Moms, Can We Please Talk About MLMs?


MLMsBefore I get into this, my intent is to be informative and not hurtful or offensive. As moms, we all want what’s best for our families. I’m not placing blame – I just want an open and honest conversation about MLMs and their business structure. I’ve seen way too many people get hurt. So here we go.

If you don’t know, MLM stands for multi-level marketing. And if you’ve been asked to buy something like makeup, essential oils, shampoo, leggings, nail decals, nutritional shakes, tote bags, or a non-toxic cleaning product from a rep, you’ve encountered an MLM.

MLMs started with companies like Tupperware and Mary Kay where friends gathered at each other’s homes to eat, talk, and buy products. Now, with the help of social media, these types of companies have increased exponentially and are impossible to escape.

MLMs can seem harmless enough. On social media, you can just keep scrolling if something doesn’t pertain to you. But the truth is, they hurt friendships, can destroy people financially, prey on vulnerable people, and can be even more dangerous when unqualified people start giving medical advice as it pertains to the products they are selling.

Hurting Friendships

Have you ever received a DM from a high school friend and instantly got excited? Only to realize they were just looking to sell you something? Or maybe you met a mom at the park and thought you hit it off? Only to get invited to shop at an online party? It’s happened to me, and for lack of a better word, it sucks. I’ve also had to mute countless friends on social media when their feeds go from cute pictures of their families to constant sale pitches. I wish it wasn’t the case, but MLMs have made me distance myself from friends. It’s sad. And I don’t know if they even realize it. If they do realize it, it’s probably because they noticed that I stopped liking their posts. I love and want to support them, but I can’t support the business model. Their posts just make my heart sink. Those that have researched MLMs know what’s really behind that script and big smile. 

Financial Losses

According to a report by Jon M. Taylor of the Consumer Awareness Institute posted on the Federal Trade Commission’s website, less than 1 percent of MLM participants will profit.

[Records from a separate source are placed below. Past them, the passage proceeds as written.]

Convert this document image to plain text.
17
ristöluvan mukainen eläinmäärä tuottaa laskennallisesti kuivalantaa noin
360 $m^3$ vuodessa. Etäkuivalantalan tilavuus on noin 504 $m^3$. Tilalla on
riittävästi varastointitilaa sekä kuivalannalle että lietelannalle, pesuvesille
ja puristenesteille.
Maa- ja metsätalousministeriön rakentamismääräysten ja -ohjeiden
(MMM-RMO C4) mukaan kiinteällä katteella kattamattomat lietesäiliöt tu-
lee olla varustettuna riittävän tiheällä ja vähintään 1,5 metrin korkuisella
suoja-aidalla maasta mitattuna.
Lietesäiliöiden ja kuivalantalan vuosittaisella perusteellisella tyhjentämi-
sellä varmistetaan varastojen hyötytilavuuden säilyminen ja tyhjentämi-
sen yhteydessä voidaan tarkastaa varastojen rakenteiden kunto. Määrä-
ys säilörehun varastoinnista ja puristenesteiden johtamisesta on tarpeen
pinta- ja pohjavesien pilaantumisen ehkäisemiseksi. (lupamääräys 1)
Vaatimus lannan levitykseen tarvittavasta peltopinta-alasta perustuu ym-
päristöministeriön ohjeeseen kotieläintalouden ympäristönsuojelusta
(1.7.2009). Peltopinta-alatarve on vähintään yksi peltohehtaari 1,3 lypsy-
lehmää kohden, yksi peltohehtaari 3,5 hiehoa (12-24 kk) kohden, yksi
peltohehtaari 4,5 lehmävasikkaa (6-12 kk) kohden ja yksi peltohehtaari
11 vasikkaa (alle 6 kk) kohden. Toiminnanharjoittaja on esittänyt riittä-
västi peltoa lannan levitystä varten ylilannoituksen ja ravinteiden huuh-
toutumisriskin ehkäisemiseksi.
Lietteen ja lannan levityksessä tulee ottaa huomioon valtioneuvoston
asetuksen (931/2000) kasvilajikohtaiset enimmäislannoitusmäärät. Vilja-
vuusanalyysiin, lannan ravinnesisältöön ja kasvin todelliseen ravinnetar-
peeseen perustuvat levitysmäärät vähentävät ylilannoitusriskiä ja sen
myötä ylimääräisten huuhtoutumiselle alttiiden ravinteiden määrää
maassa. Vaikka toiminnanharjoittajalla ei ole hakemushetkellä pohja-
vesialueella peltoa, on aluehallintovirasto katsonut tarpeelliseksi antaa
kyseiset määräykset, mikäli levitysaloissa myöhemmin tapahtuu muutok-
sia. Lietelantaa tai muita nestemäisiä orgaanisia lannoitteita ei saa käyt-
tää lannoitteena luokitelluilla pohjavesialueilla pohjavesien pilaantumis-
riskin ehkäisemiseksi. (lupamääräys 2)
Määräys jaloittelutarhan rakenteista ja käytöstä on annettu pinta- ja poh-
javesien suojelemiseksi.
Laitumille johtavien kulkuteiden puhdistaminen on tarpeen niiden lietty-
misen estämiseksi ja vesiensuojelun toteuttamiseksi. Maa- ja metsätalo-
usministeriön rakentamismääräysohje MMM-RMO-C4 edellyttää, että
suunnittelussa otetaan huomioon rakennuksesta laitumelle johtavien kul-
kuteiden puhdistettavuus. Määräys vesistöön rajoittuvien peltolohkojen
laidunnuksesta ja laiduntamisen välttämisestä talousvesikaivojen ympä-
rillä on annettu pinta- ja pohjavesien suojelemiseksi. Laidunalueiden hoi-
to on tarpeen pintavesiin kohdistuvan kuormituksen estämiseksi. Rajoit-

So, let that sink in. Can you imagine if there was a business down the street where it didn’t pay 99% of its workers? I certainly wouldn’t shop there, and I can’t imagine anyone else would either. But MLMs survive on this notion that if you just work hard enough, you can be successful. It appears like you’re surrounded by successful people, but the reality is that it’s just an image. MLMs teach their consultants to look successful so that people will want to join underneath them, which is called a downline.

Additionally, even if you don’t sell a product for an MLM, you can be hurt financially. How? MLMs require greater markups because there are so many people in the upline to get a “cut”. All MLMs have comparable products; many from actual small businesses you could support instead – and often for a much more affordable price. 

Vulnerable Populations

Single moms, stay-at-home moms, underpaid professionals like teachers, college students, immigrants, and people with chronic illnesses – are just a few examples of the types of people these companies are designed to target. The companies boast a small investment and promise them the world. If you’re someone in one of these positions, and someone you trust is telling you that you can do it, it’s easy to fall for.

Anybody who really knows me would call me a feminist and an advocate for all types of people who often struggle to have a voice. I really hope that we can start to become more aware of how MLMs work so that people most vulnerable to these companies stop being targeted.

Medical Dangers

People who are not dermatologists suggesting skincare products. Essential oil reps suggesting you digest oils or use them with children. These are just a couple of examples of ways you can hurt yourself and others by buying into some of the sales pitches. If you must buy something from an MLM, please do your research. Research the dangers and look to see if they have any outstanding lawsuits. 

A few things to think about if you’re in an MLM or thinking about joining one:

  • Look up the company’s income disclosure statement. Keep in mind the amounts shown don’t even show expenses.
  • There are lots of legitimate side hustles – crafts, tutoring, freelance writing, and virtual assistant just to name a few. You are much more likely to be successful starting your own small business.
  • TikTok has recently banned MLMs and there’s a lot of talk that other platforms might soon follow. If that happens, that will be a huge game-changer for these companies.
  • Your friends love and care about you. Even if they don’t love your MLM.